Agnieszka Jakimiak i Mateusz Atman opowiedzieli o życiu Susan Sontag, legendarnej pisarki, mówiąc zarazem bardzo o naszym tu i teraz. Na pograniczu biograficznej historii i gry z obrazem powstał spektakl, który jest szalenie atrakcyjny, wciągający, zabawny, a jednocześnie stanowi intelektualne wyzwanie.

Na teatralnej mapie Polski warto zacząć bardziej zauważać Olsztyn — Teatr Jaracza pod dyrekcją Pawła Dobrowolskiego to jedno z nielicznych miejsc, gdzie teatralny program układa się w sposób odważny, ambitny i mądry zarazem.
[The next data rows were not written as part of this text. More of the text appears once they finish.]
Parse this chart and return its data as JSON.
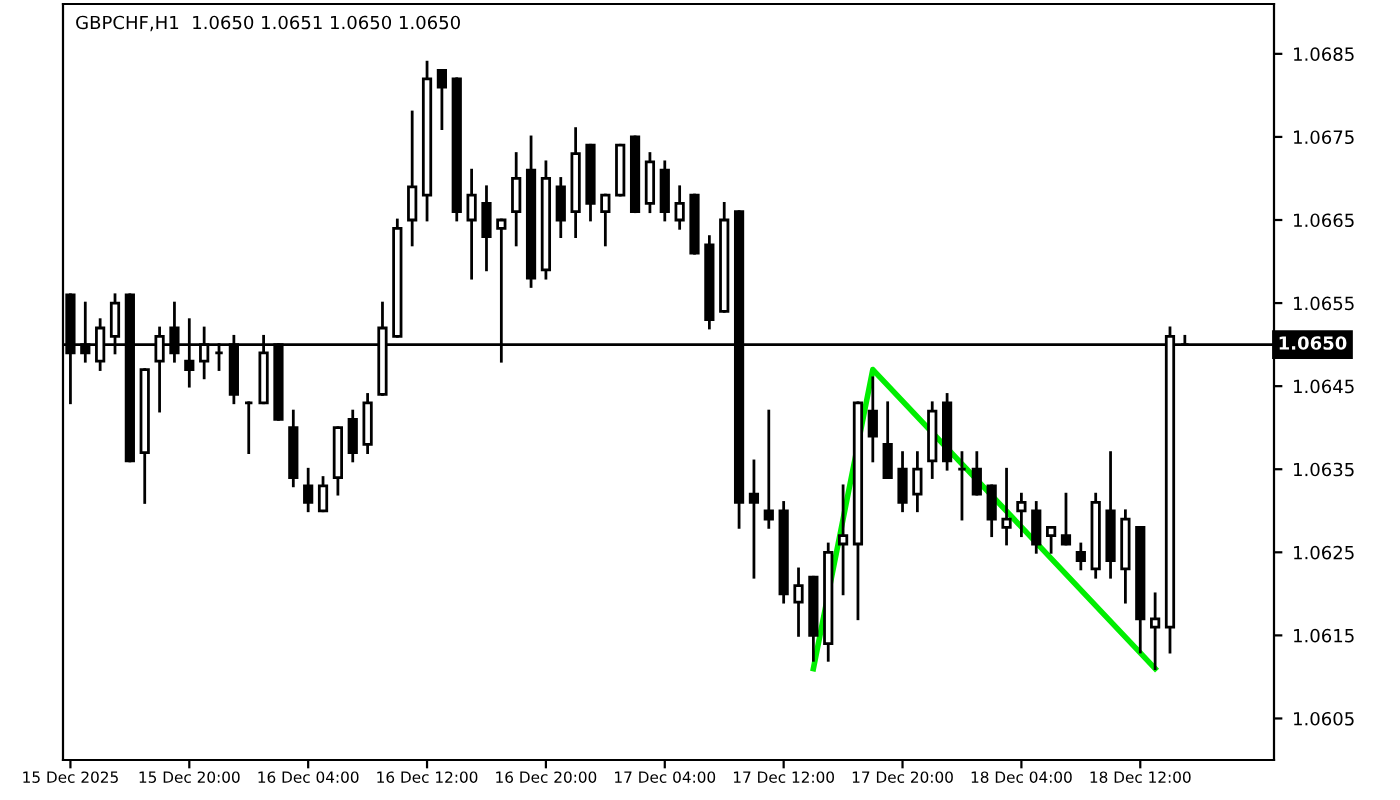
{
  "chart_data": {
    "type": "candlestick",
    "title": "GBPCHF,H1  1.0650 1.0651 1.0650 1.0650",
    "x": [
      "2025-12-15T12:00",
      "2025-12-15T13:00",
      "2025-12-15T14:00",
      "2025-12-15T15:00",
      "2025-12-15T16:00",
      "2025-12-15T17:00",
      "2025-12-15T18:00",
      "2025-12-15T19:00",
      "2025-12-15T20:00",
      "2025-12-15T21:00",
      "2025-12-15T22:00",
      "2025-12-15T23:00",
      "2025-12-16T00:00",
      "2025-12-16T01:00",
      "2025-12-16T02:00",
      "2025-12-16T03:00",
      "2025-12-16T04:00",
      "2025-12-16T05:00",
      "2025-12-16T06:00",
      "2025-12-16T07:00",
      "2025-12-16T08:00",
      "2025-12-16T09:00",
      "2025-12-16T10:00",
      "2025-12-16T11:00",
      "2025-12-16T12:00",
      "2025-12-16T13:00",
      "2025-12-16T14:00",
      "2025-12-16T15:00",
      "2025-12-16T16:00",
      "2025-12-16T17:00",
      "2025-12-16T18:00",
      "2025-12-16T19:00",
      "2025-12-16T20:00",
      "2025-12-16T21:00",
      "2025-12-16T22:00",
      "2025-12-16T23:00",
      "2025-12-17T00:00",
      "2025-12-17T01:00",
      "2025-12-17T02:00",
      "2025-12-17T03:00",
      "2025-12-17T04:00",
      "2025-12-17T05:00",
      "2025-12-17T06:00",
      "2025-12-17T07:00",
      "2025-12-17T08:00",
      "2025-12-17T09:00",
      "2025-12-17T10:00",
      "2025-12-17T11:00",
      "2025-12-17T12:00",
      "2025-12-17T13:00",
      "2025-12-17T14:00",
      "2025-12-17T15:00",
      "2025-12-17T16:00",
      "2025-12-17T17:00",
      "2025-12-17T18:00",
      "2025-12-17T19:00",
      "2025-12-17T20:00",
      "2025-12-17T21:00",
      "2025-12-17T22:00",
      "2025-12-17T23:00",
      "2025-12-18T00:00",
      "2025-12-18T01:00",
      "2025-12-18T02:00",
      "2025-12-18T03:00",
      "2025-12-18T04:00",
      "2025-12-18T05:00",
      "2025-12-18T06:00",
      "2025-12-18T07:00",
      "2025-12-18T08:00",
      "2025-12-18T09:00",
      "2025-12-18T10:00",
      "2025-12-18T11:00",
      "2025-12-18T12:00",
      "2025-12-18T13:00",
      "2025-12-18T14:00",
      "2025-12-18T15:00"
    ],
    "ohlc": [
      [
        1.0656,
        1.0656,
        1.0643,
        1.0649
      ],
      [
        1.065,
        1.0655,
        1.0648,
        1.0649
      ],
      [
        1.0648,
        1.0653,
        1.0647,
        1.0652
      ],
      [
        1.0651,
        1.0656,
        1.0649,
        1.0655
      ],
      [
        1.0656,
        1.0656,
        1.0636,
        1.0636
      ],
      [
        1.0637,
        1.0647,
        1.0631,
        1.0647
      ],
      [
        1.0648,
        1.0652,
        1.0642,
        1.0651
      ],
      [
        1.0652,
        1.0655,
        1.0648,
        1.0649
      ],
      [
        1.0648,
        1.0653,
        1.0645,
        1.0647
      ],
      [
        1.0648,
        1.0652,
        1.0646,
        1.065
      ],
      [
        1.0649,
        1.065,
        1.0647,
        1.0649
      ],
      [
        1.065,
        1.0651,
        1.0643,
        1.0644
      ],
      [
        1.0643,
        1.0643,
        1.0637,
        1.0643
      ],
      [
        1.0643,
        1.0651,
        1.0643,
        1.0649
      ],
      [
        1.065,
        1.065,
        1.0641,
        1.0641
      ],
      [
        1.064,
        1.0642,
        1.0633,
        1.0634
      ],
      [
        1.0633,
        1.0635,
        1.063,
        1.0631
      ],
      [
        1.063,
        1.0634,
        1.063,
        1.0633
      ],
      [
        1.0634,
        1.064,
        1.0632,
        1.064
      ],
      [
        1.0641,
        1.0642,
        1.0636,
        1.0637
      ],
      [
        1.0638,
        1.0644,
        1.0637,
        1.0643
      ],
      [
        1.0644,
        1.0655,
        1.0644,
        1.0652
      ],
      [
        1.0651,
        1.0665,
        1.0651,
        1.0664
      ],
      [
        1.0665,
        1.0678,
        1.0662,
        1.0669
      ],
      [
        1.0668,
        1.0684,
        1.0665,
        1.0682
      ],
      [
        1.0683,
        1.0683,
        1.0676,
        1.0681
      ],
      [
        1.0682,
        1.0682,
        1.0665,
        1.0666
      ],
      [
        1.0665,
        1.0671,
        1.0658,
        1.0668
      ],
      [
        1.0667,
        1.0669,
        1.0659,
        1.0663
      ],
      [
        1.0664,
        1.0665,
        1.0648,
        1.0665
      ],
      [
        1.0666,
        1.0673,
        1.0662,
        1.067
      ],
      [
        1.0671,
        1.0675,
        1.0657,
        1.0658
      ],
      [
        1.0659,
        1.0672,
        1.0658,
        1.067
      ],
      [
        1.0669,
        1.067,
        1.0663,
        1.0665
      ],
      [
        1.0666,
        1.0676,
        1.0663,
        1.0673
      ],
      [
        1.0674,
        1.0674,
        1.0665,
        1.0667
      ],
      [
        1.0666,
        1.0668,
        1.0662,
        1.0668
      ],
      [
        1.0668,
        1.0674,
        1.0668,
        1.0674
      ],
      [
        1.0675,
        1.0675,
        1.0666,
        1.0666
      ],
      [
        1.0667,
        1.0673,
        1.0666,
        1.0672
      ],
      [
        1.0671,
        1.0672,
        1.0665,
        1.0666
      ],
      [
        1.0665,
        1.0669,
        1.0664,
        1.0667
      ],
      [
        1.0668,
        1.0668,
        1.0661,
        1.0661
      ],
      [
        1.0662,
        1.0663,
        1.0652,
        1.0653
      ],
      [
        1.0654,
        1.0667,
        1.0654,
        1.0665
      ],
      [
        1.0666,
        1.0666,
        1.0628,
        1.0631
      ],
      [
        1.0632,
        1.0636,
        1.0622,
        1.0631
      ],
      [
        1.063,
        1.0642,
        1.0628,
        1.0629
      ],
      [
        1.063,
        1.0631,
        1.0619,
        1.062
      ],
      [
        1.0619,
        1.0623,
        1.0615,
        1.0621
      ],
      [
        1.0622,
        1.0622,
        1.0612,
        1.0615
      ],
      [
        1.0614,
        1.0626,
        1.0612,
        1.0625
      ],
      [
        1.0626,
        1.0633,
        1.062,
        1.0627
      ],
      [
        1.0626,
        1.0643,
        1.0617,
        1.0643
      ],
      [
        1.0642,
        1.0646,
        1.0636,
        1.0639
      ],
      [
        1.0638,
        1.0643,
        1.0634,
        1.0634
      ],
      [
        1.0635,
        1.0637,
        1.063,
        1.0631
      ],
      [
        1.0632,
        1.0637,
        1.063,
        1.0635
      ],
      [
        1.0636,
        1.0643,
        1.0634,
        1.0642
      ],
      [
        1.0643,
        1.0644,
        1.0635,
        1.0636
      ],
      [
        1.0635,
        1.0637,
        1.0629,
        1.0635
      ],
      [
        1.0635,
        1.0637,
        1.0632,
        1.0632
      ],
      [
        1.0633,
        1.0633,
        1.0627,
        1.0629
      ],
      [
        1.0628,
        1.0635,
        1.0626,
        1.0629
      ],
      [
        1.063,
        1.0632,
        1.0627,
        1.0631
      ],
      [
        1.063,
        1.0631,
        1.0625,
        1.0626
      ],
      [
        1.0627,
        1.0628,
        1.0625,
        1.0628
      ],
      [
        1.0627,
        1.0632,
        1.0626,
        1.0626
      ],
      [
        1.0625,
        1.0626,
        1.0623,
        1.0624
      ],
      [
        1.0623,
        1.0632,
        1.0622,
        1.0631
      ],
      [
        1.063,
        1.0637,
        1.0622,
        1.0624
      ],
      [
        1.0623,
        1.063,
        1.0619,
        1.0629
      ],
      [
        1.0628,
        1.0628,
        1.0613,
        1.0617
      ],
      [
        1.0616,
        1.062,
        1.0611,
        1.0617
      ],
      [
        1.0616,
        1.0652,
        1.0613,
        1.0651
      ],
      [
        1.065,
        1.0651,
        1.065,
        1.065
      ]
    ],
    "series": [
      {
        "type": "line",
        "color": "#00ee00",
        "x": [
          "2025-12-17T14:00",
          "2025-12-17T18:00",
          "2025-12-18T13:00"
        ],
        "values": [
          1.0611,
          1.0647,
          1.0611
        ]
      }
    ],
    "xlim": [
      "2025-12-15T11:30",
      "2025-12-18T21:00"
    ],
    "xticks": [
      {
        "value": "2025-12-15T12:00",
        "label": "15 Dec 2025"
      },
      {
        "value": "2025-12-15T20:00",
        "label": "15 Dec 20:00"
      },
      {
        "value": "2025-12-16T04:00",
        "label": "16 Dec 04:00"
      },
      {
        "value": "2025-12-16T12:00",
        "label": "16 Dec 12:00"
      },
      {
        "value": "2025-12-16T20:00",
        "label": "16 Dec 20:00"
      },
      {
        "value": "2025-12-17T04:00",
        "label": "17 Dec 04:00"
      },
      {
        "value": "2025-12-17T12:00",
        "label": "17 Dec 12:00"
      },
      {
        "value": "2025-12-17T20:00",
        "label": "17 Dec 20:00"
      },
      {
        "value": "2025-12-18T04:00",
        "label": "18 Dec 04:00"
      },
      {
        "value": "2025-12-18T12:00",
        "label": "18 Dec 12:00"
      }
    ],
    "ylim": [
      1.06,
      1.0691
    ],
    "yticks": [
      1.0605,
      1.0615,
      1.0625,
      1.0635,
      1.0645,
      1.0655,
      1.0665,
      1.0675,
      1.0685
    ],
    "ref_lines": [
      {
        "axis": "y",
        "value": 1.065,
        "label": "1.0650",
        "color": "#000000"
      }
    ],
    "grid": false
  }
}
  1. Ostaszewska sądzi Polskę. „Sytuacja graniczna" w Centrali w Warszawie

Współczesny dramat sądowy, niestety oparty na faktach. W przedstawieniu Michała Zadary i Instytutu Prawa Performatywnego gwiazdorska obsada — Maja Ostaszewska, Barbara Wysocka, Mateusz Janicki — mówi o tym, co wciąż dzieje się na granicy. A co mówi o polskim teatrze, że po zmianie władzy o uchodźcach i o łamaniu prawa także przez nowy rząd odwagę ma opowiadać tylko niezależna, offowa Centrala? I czy warszawskie Muzeum Sztuki Nowoczesnej, w którego nowym budynku odbyła się premiera, odważy się powtórzyć pokazy przedstawienia?

Na koniec — cud na Woronicza. TVP odkrywa współczesny teatr

Da się? Da się. Na ekranie pojawiły się musical „1989" w reżyserii Katarzyny Szyngiery, „Jak nie zabiłem swojego ojca i jak bardzo tego żałuję" Mateusza Pakuły, „Zapiski z wygnania" w wykonaniu Krystyny Jandy czy „Spartakus. Miłość w czasach zarazy" Jakuba Skrzywanka.

Okazało się, że wybitne i aktualne spektakle z Gdańska, Szczecina, Krakowa czy Kielc mogą zagościć w domach. To najlepsza ze zmian w TVP ostatniego roku, wyczekiwana znacznie dłużej niż osiem lat — bo Teatr TV jeszcze przed rządami PiS zdawał się być często obrażony na współczesny polski teatr. Dziś na szczęście jest inaczej, a pod kierunkiem dyrektora Michała Kotańskiego „największa scena Polski" wróciła do tego, po co została stworzona.